First, start with a freshly cleaned surface or utensil.  Wash them with warm water and gentler dish soap.  For spoons and utensils I also like to soak them in vinegar and baking soda. 

Once the surface is completely dry and clean, apply the Wood Rescue Oil  onto the wood. Then, use  a towel and rub oil into all areas of the wood.

You’ll want to allow the wood to dry completely (at least 4-6 hours) before using it.  You can repeat this procedure every month or so as needed.

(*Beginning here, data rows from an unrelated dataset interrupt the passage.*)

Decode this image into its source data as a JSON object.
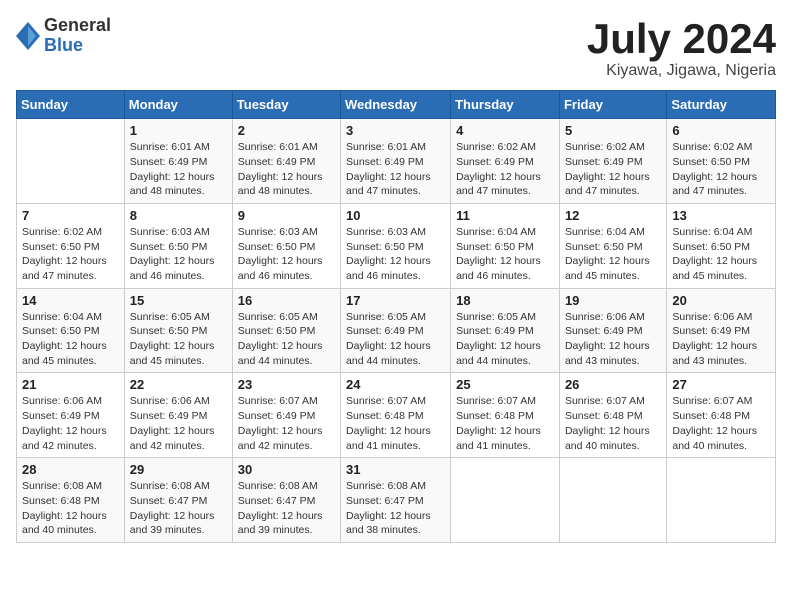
{
  "header": {
    "logo_general": "General",
    "logo_blue": "Blue",
    "title": "July 2024",
    "subtitle": "Kiyawa, Jigawa, Nigeria"
  },
  "calendar": {
    "days_of_week": [
      "Sunday",
      "Monday",
      "Tuesday",
      "Wednesday",
      "Thursday",
      "Friday",
      "Saturday"
    ],
    "weeks": [
      [
        {
          "day": "",
          "info": ""
        },
        {
          "day": "1",
          "info": "Sunrise: 6:01 AM\nSunset: 6:49 PM\nDaylight: 12 hours\nand 48 minutes."
        },
        {
          "day": "2",
          "info": "Sunrise: 6:01 AM\nSunset: 6:49 PM\nDaylight: 12 hours\nand 48 minutes."
        },
        {
          "day": "3",
          "info": "Sunrise: 6:01 AM\nSunset: 6:49 PM\nDaylight: 12 hours\nand 47 minutes."
        },
        {
          "day": "4",
          "info": "Sunrise: 6:02 AM\nSunset: 6:49 PM\nDaylight: 12 hours\nand 47 minutes."
        },
        {
          "day": "5",
          "info": "Sunrise: 6:02 AM\nSunset: 6:49 PM\nDaylight: 12 hours\nand 47 minutes."
        },
        {
          "day": "6",
          "info": "Sunrise: 6:02 AM\nSunset: 6:50 PM\nDaylight: 12 hours\nand 47 minutes."
        }
      ],
      [
        {
          "day": "7",
          "info": "Sunrise: 6:02 AM\nSunset: 6:50 PM\nDaylight: 12 hours\nand 47 minutes."
        },
        {
          "day": "8",
          "info": "Sunrise: 6:03 AM\nSunset: 6:50 PM\nDaylight: 12 hours\nand 46 minutes."
        },
        {
          "day": "9",
          "info": "Sunrise: 6:03 AM\nSunset: 6:50 PM\nDaylight: 12 hours\nand 46 minutes."
        },
        {
          "day": "10",
          "info": "Sunrise: 6:03 AM\nSunset: 6:50 PM\nDaylight: 12 hours\nand 46 minutes."
        },
        {
          "day": "11",
          "info": "Sunrise: 6:04 AM\nSunset: 6:50 PM\nDaylight: 12 hours\nand 46 minutes."
        },
        {
          "day": "12",
          "info": "Sunrise: 6:04 AM\nSunset: 6:50 PM\nDaylight: 12 hours\nand 45 minutes."
        },
        {
          "day": "13",
          "info": "Sunrise: 6:04 AM\nSunset: 6:50 PM\nDaylight: 12 hours\nand 45 minutes."
        }
      ],
      [
        {
          "day": "14",
          "info": "Sunrise: 6:04 AM\nSunset: 6:50 PM\nDaylight: 12 hours\nand 45 minutes."
        },
        {
          "day": "15",
          "info": "Sunrise: 6:05 AM\nSunset: 6:50 PM\nDaylight: 12 hours\nand 45 minutes."
        },
        {
          "day": "16",
          "info": "Sunrise: 6:05 AM\nSunset: 6:50 PM\nDaylight: 12 hours\nand 44 minutes."
        },
        {
          "day": "17",
          "info": "Sunrise: 6:05 AM\nSunset: 6:49 PM\nDaylight: 12 hours\nand 44 minutes."
        },
        {
          "day": "18",
          "info": "Sunrise: 6:05 AM\nSunset: 6:49 PM\nDaylight: 12 hours\nand 44 minutes."
        },
        {
          "day": "19",
          "info": "Sunrise: 6:06 AM\nSunset: 6:49 PM\nDaylight: 12 hours\nand 43 minutes."
        },
        {
          "day": "20",
          "info": "Sunrise: 6:06 AM\nSunset: 6:49 PM\nDaylight: 12 hours\nand 43 minutes."
        }
      ],
      [
        {
          "day": "21",
          "info": "Sunrise: 6:06 AM\nSunset: 6:49 PM\nDaylight: 12 hours\nand 42 minutes."
        },
        {
          "day": "22",
          "info": "Sunrise: 6:06 AM\nSunset: 6:49 PM\nDaylight: 12 hours\nand 42 minutes."
        },
        {
          "day": "23",
          "info": "Sunrise: 6:07 AM\nSunset: 6:49 PM\nDaylight: 12 hours\nand 42 minutes."
        },
        {
          "day": "24",
          "info": "Sunrise: 6:07 AM\nSunset: 6:48 PM\nDaylight: 12 hours\nand 41 minutes."
        },
        {
          "day": "25",
          "info": "Sunrise: 6:07 AM\nSunset: 6:48 PM\nDaylight: 12 hours\nand 41 minutes."
        },
        {
          "day": "26",
          "info": "Sunrise: 6:07 AM\nSunset: 6:48 PM\nDaylight: 12 hours\nand 40 minutes."
        },
        {
          "day": "27",
          "info": "Sunrise: 6:07 AM\nSunset: 6:48 PM\nDaylight: 12 hours\nand 40 minutes."
        }
      ],
      [
        {
          "day": "28",
          "info": "Sunrise: 6:08 AM\nSunset: 6:48 PM\nDaylight: 12 hours\nand 40 minutes."
        },
        {
          "day": "29",
          "info": "Sunrise: 6:08 AM\nSunset: 6:47 PM\nDaylight: 12 hours\nand 39 minutes."
        },
        {
          "day": "30",
          "info": "Sunrise: 6:08 AM\nSunset: 6:47 PM\nDaylight: 12 hours\nand 39 minutes."
        },
        {
          "day": "31",
          "info": "Sunrise: 6:08 AM\nSunset: 6:47 PM\nDaylight: 12 hours\nand 38 minutes."
        },
        {
          "day": "",
          "info": ""
        },
        {
          "day": "",
          "info": ""
        },
        {
          "day": "",
          "info": ""
        }
      ]
    ]
  }
}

Remember, it’s these small steps forward that REALLY make a difference in your healthy home.  Don’t be overwhelmed by choices, instead, make a list today of one small change you can make to your cutting board situation at home.  When you’re ready to replace your current cutting boards, you’ll be ready to make the healthier choice.

This Post Has 11 Comments

  1. Amy

    Hi! The rubber cutting board link no longer works – could you update, please?

    1. User Avatar

      Thank you, Amy for the heads up! I got the link fixed now.

  2. Kelly

    What etsy shop did you purchase from?

  3. Tam

    Hi, which board did you purchase from the Etsy shop? The wood boards I reviewed from the link you provided are finished in mineral oil. Thanks!

    1. User Avatar

      Hi Tam! Food Grade Mineral oil is a great option — just steer clear of anything that is not food grade.

  4. Maria

    Hi, how much depth of scratches in the chopping board still allowed for chopping board to use in a big setting like catering services occupant of 400 people. Or to make it short wear and tear how often should we change chopping boards?

  5. Janet

    My teenage daughter recently made us aware of the micro plastics in cutting boards. I literally had no idea! Thank you for your very informative posting and recommendations. We have made the switch and no longer have plastic cutting boards in our home!

  6. Marthe Schulwolf

    They are selling supposedly eco-friendly (and very inexpensive) sets of cutting boards made of “wheat straw” at Home Goods. Do you know anything about these? They look kind of plastic-like. Would love to know what you think.

    1. User Avatar

      I’m really on the fence about wheat straw. I think on a surface that wasn’t being cut, I’d be more likely to use it. But I worry that with cutting on it you could be releasing potential toxic particles into your food. I hope that was helpful!